May 10 (Bloomberg) -- -- Japan’s government bonds tumbled as 10-year yields headed for their biggest jump since 2008, after the yen weakened below 101 per dollar and a surge in equities damped demand for the relative safety of debt.
Benchmark yields touched the highest level in almost three months after the Standard & Poor’s 500 Index of U.S. shares reached a record this week and Treasury rates increased. A Federal Reserve Bank president said he would favor reducing the Fed’s debt purchases next month. The Tokyo Stock Exchange temporarily halted bond futures trading after prices tumbled.
“Japan’s bonds are being sold amid gains in Treasury yields in addition to yen weakness and higher stocks,” said Daisuke Uno, the Tokyo-based chief strategist at Sumitomo Mitsui Banking Corp., a unit of Japan’s second-largest bank by market value. “A selling catalyst is speculation the Federal Reserve will reduce asset purchases.”
The yield on the benchmark 10-year note rose nine basis points to 0.68 percent at 4:10 p.m. in Tokyo, after climbing as high as 0.7 percent, the most since Feb. 25, according to Japan Bond Trading Co., the nation’s largest interdealer debt broker. The rate was set for its biggest one-day increase since September 2008. A basis point is 0.01 percentage point.

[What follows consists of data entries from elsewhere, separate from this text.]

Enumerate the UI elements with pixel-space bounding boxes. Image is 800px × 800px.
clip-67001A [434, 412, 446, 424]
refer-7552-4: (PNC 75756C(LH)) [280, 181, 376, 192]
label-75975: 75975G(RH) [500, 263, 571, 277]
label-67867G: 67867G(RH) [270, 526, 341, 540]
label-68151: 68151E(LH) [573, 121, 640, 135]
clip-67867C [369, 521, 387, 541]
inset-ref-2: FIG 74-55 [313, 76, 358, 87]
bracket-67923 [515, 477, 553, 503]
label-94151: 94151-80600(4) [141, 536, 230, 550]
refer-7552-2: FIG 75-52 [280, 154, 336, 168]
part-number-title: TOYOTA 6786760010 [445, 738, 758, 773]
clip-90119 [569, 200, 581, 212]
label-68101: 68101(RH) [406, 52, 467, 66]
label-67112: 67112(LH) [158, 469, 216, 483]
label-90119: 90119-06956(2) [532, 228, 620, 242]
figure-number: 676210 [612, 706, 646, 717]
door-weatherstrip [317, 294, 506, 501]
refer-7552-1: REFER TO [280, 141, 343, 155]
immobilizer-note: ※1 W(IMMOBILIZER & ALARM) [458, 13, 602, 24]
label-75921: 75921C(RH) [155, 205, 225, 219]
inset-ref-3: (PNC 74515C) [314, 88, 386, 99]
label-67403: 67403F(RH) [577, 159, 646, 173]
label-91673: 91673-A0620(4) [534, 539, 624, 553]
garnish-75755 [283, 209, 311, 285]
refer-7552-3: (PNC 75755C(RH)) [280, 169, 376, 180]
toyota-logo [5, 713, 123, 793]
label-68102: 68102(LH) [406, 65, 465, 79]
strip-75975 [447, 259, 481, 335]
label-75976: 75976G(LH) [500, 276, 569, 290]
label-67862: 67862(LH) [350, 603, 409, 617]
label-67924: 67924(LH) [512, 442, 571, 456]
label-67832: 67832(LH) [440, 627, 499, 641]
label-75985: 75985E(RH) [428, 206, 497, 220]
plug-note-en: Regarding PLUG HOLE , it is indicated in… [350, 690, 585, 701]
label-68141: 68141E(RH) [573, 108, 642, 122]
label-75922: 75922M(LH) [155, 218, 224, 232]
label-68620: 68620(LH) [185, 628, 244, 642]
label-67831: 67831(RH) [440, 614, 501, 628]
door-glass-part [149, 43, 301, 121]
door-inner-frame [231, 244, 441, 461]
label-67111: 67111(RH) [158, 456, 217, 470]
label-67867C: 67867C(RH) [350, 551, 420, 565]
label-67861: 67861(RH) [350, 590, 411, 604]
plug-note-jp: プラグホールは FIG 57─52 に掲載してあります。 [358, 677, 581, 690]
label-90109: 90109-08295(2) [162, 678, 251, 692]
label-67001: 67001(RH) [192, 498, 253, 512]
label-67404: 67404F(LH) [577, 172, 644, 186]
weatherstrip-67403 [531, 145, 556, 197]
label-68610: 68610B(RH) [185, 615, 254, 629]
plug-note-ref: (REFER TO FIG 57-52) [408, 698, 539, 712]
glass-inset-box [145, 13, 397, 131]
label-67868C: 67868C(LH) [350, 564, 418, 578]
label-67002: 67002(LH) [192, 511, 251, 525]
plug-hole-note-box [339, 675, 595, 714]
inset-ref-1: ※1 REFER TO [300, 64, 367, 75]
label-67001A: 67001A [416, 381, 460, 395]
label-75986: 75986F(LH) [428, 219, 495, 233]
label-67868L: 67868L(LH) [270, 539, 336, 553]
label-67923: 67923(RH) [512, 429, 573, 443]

Thirty-year rates gained 5 basis points to 1.71 percent, while 20-year yields increased 5 1/2 basis points to 1.565 percent. Five-year rates added 5 basis points to 0.275 percent.
Ten-year bond futures for June delivery slid 1.02 to 143.70 after earlier slumping to 143.43, the least since April 11. Trading was halted for about 10 minutes after the Tokyo Stock Exchange issued a circuit breaker due to price fluctuations.
The yen dropped 0.5 percent to 101.04 per dollar after earlier touching 101.2, the weakest since April 6, 2009. The Topix Index of Japanese shares added 2.4 percent to close at 1,210.60 in Tokyo, the highest since September 2008.
Overseas investors cut their holdings of JGBs by 3.94 trillion yen ($39 billion) in March, the most in three years, according to a report today from the Ministry of Finance.
Separate ministry data showed Japanese money managers acquired a net 514.3 billion yen of overseas bonds and notes in the two weeks ended May 3. They had cut holdings of these securities in the six weeks through April 19, the longest run of net sales since January 2010.
Japanese debt has lost 4.7 percent in dollar terms since the Bank of Japan announced an expansion of monetary stimulus on April 4, according to a Bank of America Merrill Lynch index.
In the U.S., Fed Bank of Philadelphia President Charles Plosser said unemployment will probably fall to 7 percent at the end of 2013 and he would favor reducing the central bank’s $85 billion monthly pace of bond purchases next month.